Last night was a dark moment for British justice as odious Government plans for Secret Courts moved to the brink of becoming law. The House of Lords voted against introducing safeguards to the Justice and Security Bill ensuring that so-called Closed Material Procedures (CMPs) were used only as a last resort. The margin was tight, but the legislation was passed in its entirety and now heads for Royal Assent and the statute book in all of its foul, shadowy glory. Not only are Secret Courts infesting our civil law system – minor restrictions making them slightly less deplorable have also been dismissed.
Peers voted by 174 to 158 against a Labour amendment which would allow CMPs only where a judge decided a fair verdict was impossible by other means.
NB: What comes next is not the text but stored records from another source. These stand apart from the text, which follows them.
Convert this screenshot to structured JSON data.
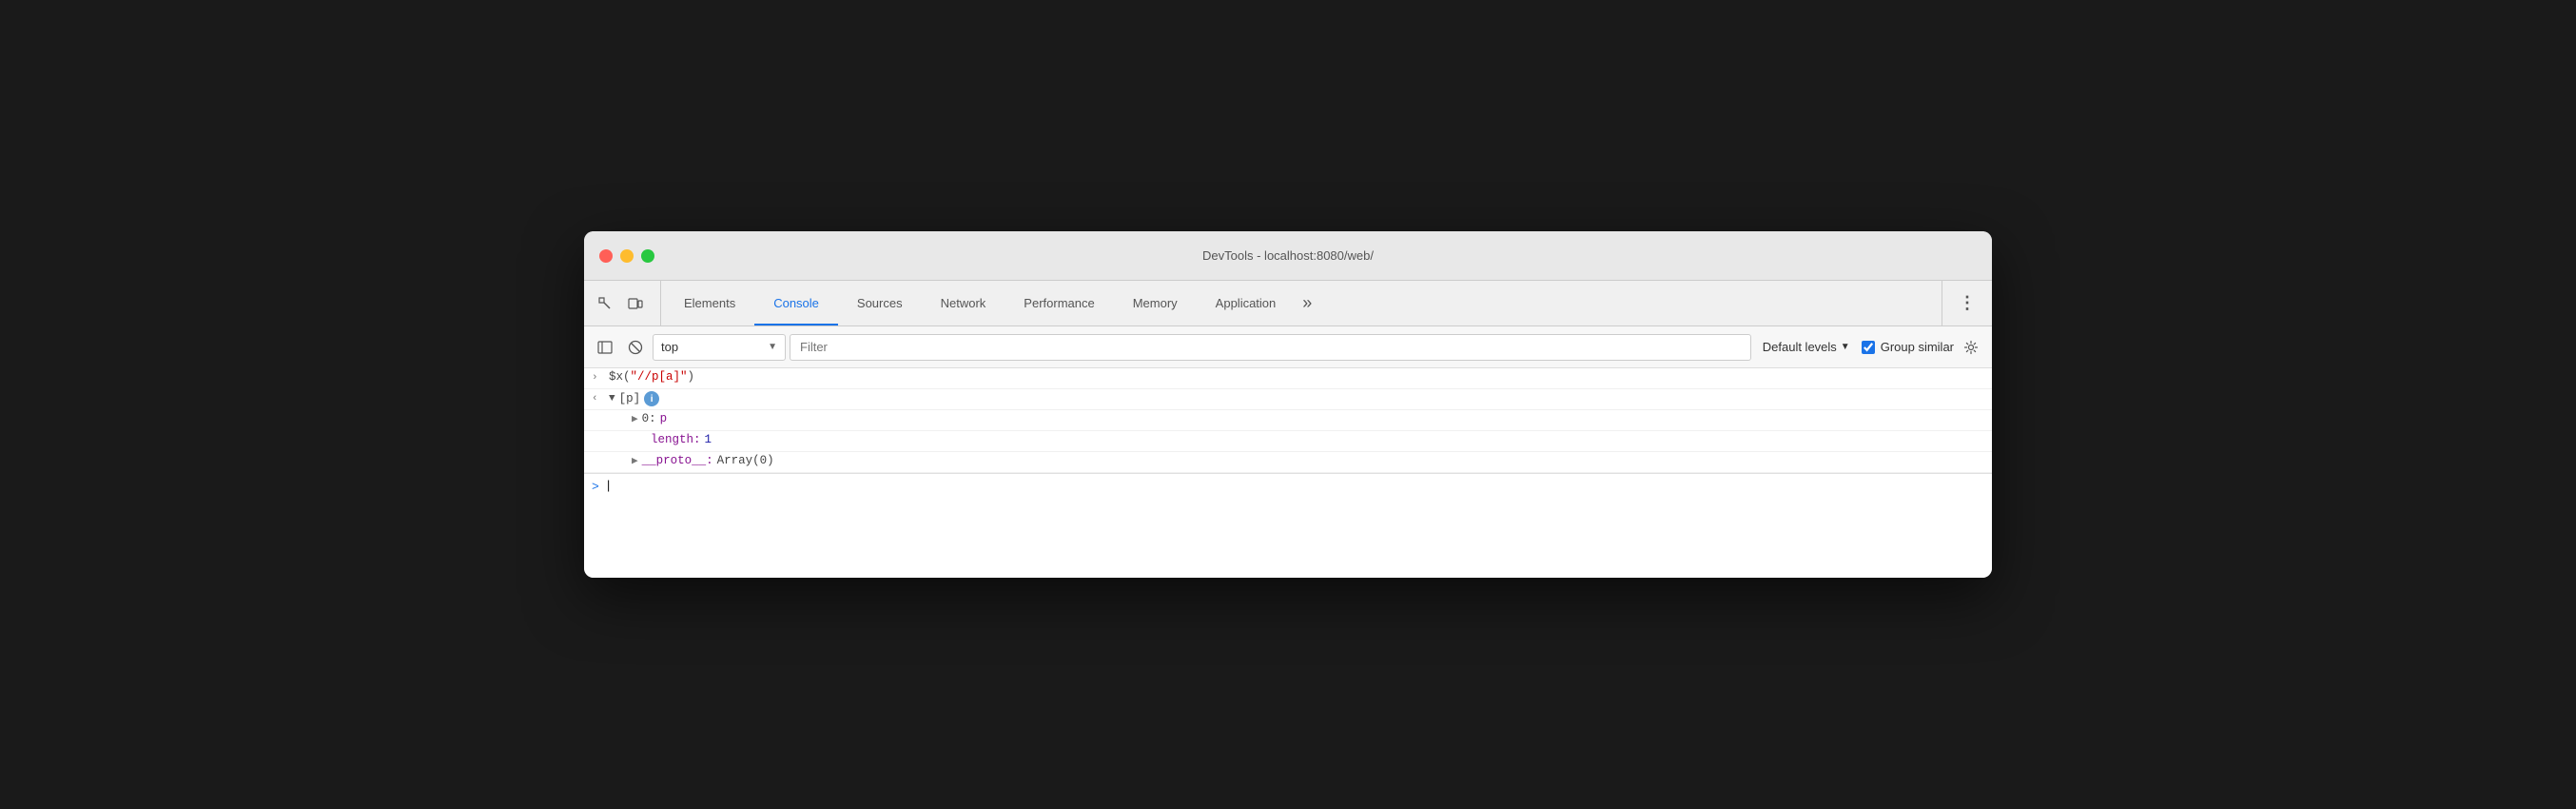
{
  "window": {
    "title": "DevTools - localhost:8080/web/"
  },
  "toolbar": {
    "tabs": [
      {
        "id": "elements",
        "label": "Elements",
        "active": false
      },
      {
        "id": "console",
        "label": "Console",
        "active": true
      },
      {
        "id": "sources",
        "label": "Sources",
        "active": false
      },
      {
        "id": "network",
        "label": "Network",
        "active": false
      },
      {
        "id": "performance",
        "label": "Performance",
        "active": false
      },
      {
        "id": "memory",
        "label": "Memory",
        "active": false
      },
      {
        "id": "application",
        "label": "Application",
        "active": false
      }
    ],
    "more_label": "»",
    "kebab_label": "⋮"
  },
  "console_toolbar": {
    "context_value": "top",
    "filter_placeholder": "Filter",
    "default_levels_label": "Default levels",
    "group_similar_label": "Group similar",
    "group_similar_checked": true
  },
  "console_output": {
    "lines": [
      {
        "type": "input",
        "prefix": ">",
        "content": "$x(\"//p[a]\")"
      },
      {
        "type": "output-back",
        "prefix": "←",
        "content": "▼ [p]",
        "badge": "i"
      },
      {
        "type": "child",
        "indent": 1,
        "content": "▶ 0: p"
      },
      {
        "type": "prop",
        "indent": 2,
        "key": "length:",
        "value": "1"
      },
      {
        "type": "child",
        "indent": 1,
        "content": "▶ __proto__: Array(0)"
      }
    ],
    "cursor_prompt": ">"
  }
}
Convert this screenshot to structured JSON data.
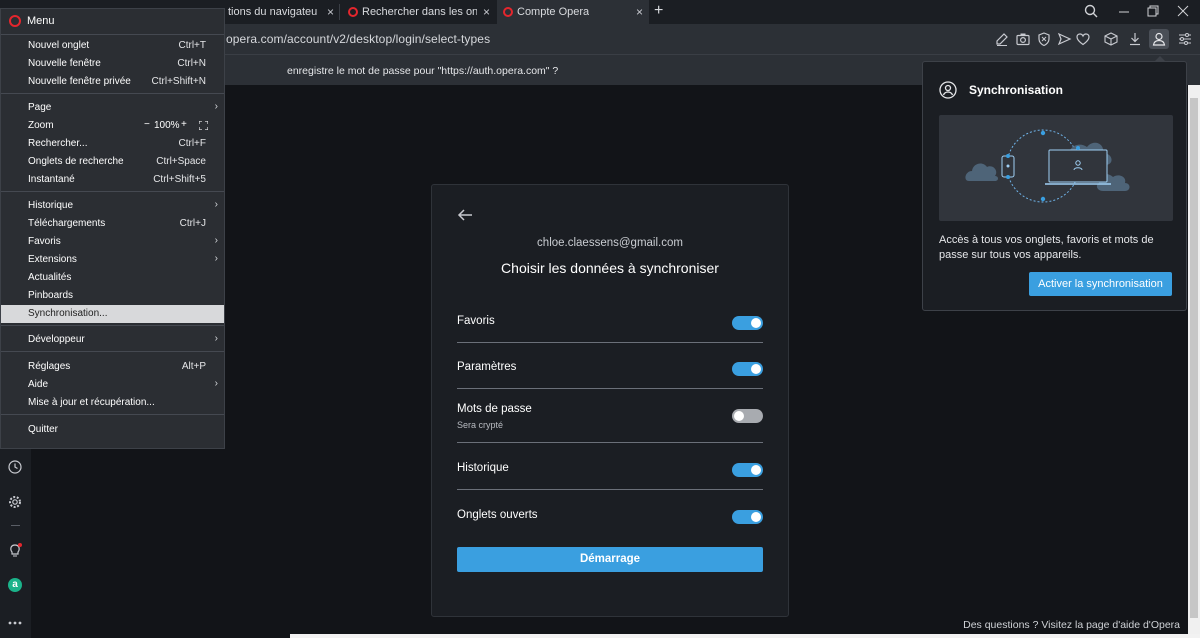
{
  "tabs": [
    {
      "label": "tions du navigateur | A",
      "close": "×"
    },
    {
      "label": "Rechercher dans les onglets",
      "close": "×"
    },
    {
      "label": "Compte Opera",
      "close": "×"
    }
  ],
  "newtab": "+",
  "address": {
    "url": "opera.com/account/v2/desktop/login/select-types"
  },
  "password_bar": {
    "text": "enregistre le mot de passe pour \"https://auth.opera.com\" ?"
  },
  "menu": {
    "title": "Menu",
    "groups": [
      [
        {
          "label": "Nouvel onglet",
          "shortcut": "Ctrl+T"
        },
        {
          "label": "Nouvelle fenêtre",
          "shortcut": "Ctrl+N"
        },
        {
          "label": "Nouvelle fenêtre privée",
          "shortcut": "Ctrl+Shift+N"
        }
      ],
      [
        {
          "label": "Page",
          "submenu": true
        },
        {
          "label": "Zoom",
          "zoom": "100%"
        },
        {
          "label": "Rechercher...",
          "shortcut": "Ctrl+F"
        },
        {
          "label": "Onglets de recherche",
          "shortcut": "Ctrl+Space"
        },
        {
          "label": "Instantané",
          "shortcut": "Ctrl+Shift+5"
        }
      ],
      [
        {
          "label": "Historique",
          "submenu": true
        },
        {
          "label": "Téléchargements",
          "shortcut": "Ctrl+J"
        },
        {
          "label": "Favoris",
          "submenu": true
        },
        {
          "label": "Extensions",
          "submenu": true
        },
        {
          "label": "Actualités"
        },
        {
          "label": "Pinboards"
        },
        {
          "label": "Synchronisation..."
        }
      ],
      [
        {
          "label": "Développeur",
          "submenu": true
        }
      ],
      [
        {
          "label": "Réglages",
          "shortcut": "Alt+P"
        },
        {
          "label": "Aide",
          "submenu": true
        },
        {
          "label": "Mise à jour et récupération..."
        }
      ],
      [
        {
          "label": "Quitter"
        }
      ]
    ],
    "zoom_minus": "−",
    "zoom_plus": "+",
    "submenu_arrow": "›"
  },
  "card": {
    "back_icon": "arrow-left-icon",
    "email": "chloe.claessens@gmail.com",
    "title": "Choisir les données à synchroniser",
    "items": [
      {
        "label": "Favoris",
        "on": true
      },
      {
        "label": "Paramètres",
        "on": true
      },
      {
        "label": "Mots de passe",
        "sub": "Sera crypté",
        "on": false
      },
      {
        "label": "Historique",
        "on": true
      },
      {
        "label": "Onglets ouverts",
        "on": true
      }
    ],
    "start_label": "Démarrage"
  },
  "popup": {
    "title": "Synchronisation",
    "description": "Accès à tous vos onglets, favoris et mots de passe sur tous vos appareils.",
    "button": "Activer la synchronisation"
  },
  "footer": "Des questions ? Visitez la page d'aide d'Opera",
  "colors": {
    "accent": "#3a9fe0",
    "opera_red": "#e4262d",
    "background": "#121418",
    "panel": "#1b1e23"
  },
  "sidebar_icons": [
    "clock-icon",
    "gear-icon",
    "lightbulb-icon",
    "aria-icon",
    "more-icon"
  ],
  "toolbar_icons": [
    "edit-icon",
    "camera-icon",
    "vpn-icon",
    "send-icon",
    "heart-icon",
    "cube-icon",
    "download-icon",
    "profile-icon",
    "easy-setup-icon"
  ]
}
The proposed safeguard won cross-party support, with 26 Liberal Democrats rebelling alongside 16 crossbenchers, six non-affiliated peers, one Conservative and 109 Labour counterparts to back the amendment. Regrettably it wasn’t to be, and we now move towards a world where Ministers will be able to rely upon secret evidence – never disclosed to the claimant, let alone public or press – during cosy private chats with judges behind closed doors.
And yet the principled opposition to Secret Courts was clear throughout the Upper House. Labour opposition spokesperson for justice Lord Beecham, moving the amendment, urged peers to help “minimise the damage threatened to the most valued elements of our jurisprudence and judicial system”.
Liberal Democrat peer and former Director of Public Prosecutions Lord Macdonald of River Glaven QC observed: “Nothing would be more corrosive of justice and public confidence in justice than the routine intrusion into our system of closed procedures, of secret courts, of excluded defendants, of confidential meetings between government lawyers and the judge.”
“I have never been convinced of the Government’s position that expelling one party to the proceedings and running the risk of evidence not being challenged is better justice than excluding some evidence, not a party, from the hearing,” said Conservative peer Baroness Berridge, a member of the Joint Committee on Human Rights. “It is better for the Government, but not for justice.”
And former Attorney-General and Labour peer Baroness Kennedy of the Shaws QC told the House of Lords: “Openness will sometimes be more important for the health of the nation because of the poison that is released by secrecy.”
“This legislation involves so radical a departure from the cardinal principle of open justice in civil proceedings, so sensitive an aspect of the court’s processes, that everything that can possibly help minimise the number of occasions when the power is used should be recognised and should appear in the legislation itself,” added non-affiliated peer and former Justice of the Supreme Court Lord Brown of Eaton-under-Heywood.
We also mustn’t forget the mountain of outside opposition which the Government ignored in forcing the Bill through. Lawyers, the international community, the Scottish Government and much of the national press rejected the legislation, along with politicians of all political stripes and hordes of Liberal Democrat supporters. Liberty members also fought the proposals determinedly and we salute their dedicated campaigning.
That the Government failed to make the case for Secret Courts is beyond debate. There wasn’t a shred of evidence suggesting they were necessary; not a single previous case where the existing system for handling sensitive material had fallen short. Clearly the argument was won, but not quite the politics. Needless to say we’ll continue working hard on this – starting as soon as the Bill is rolled out.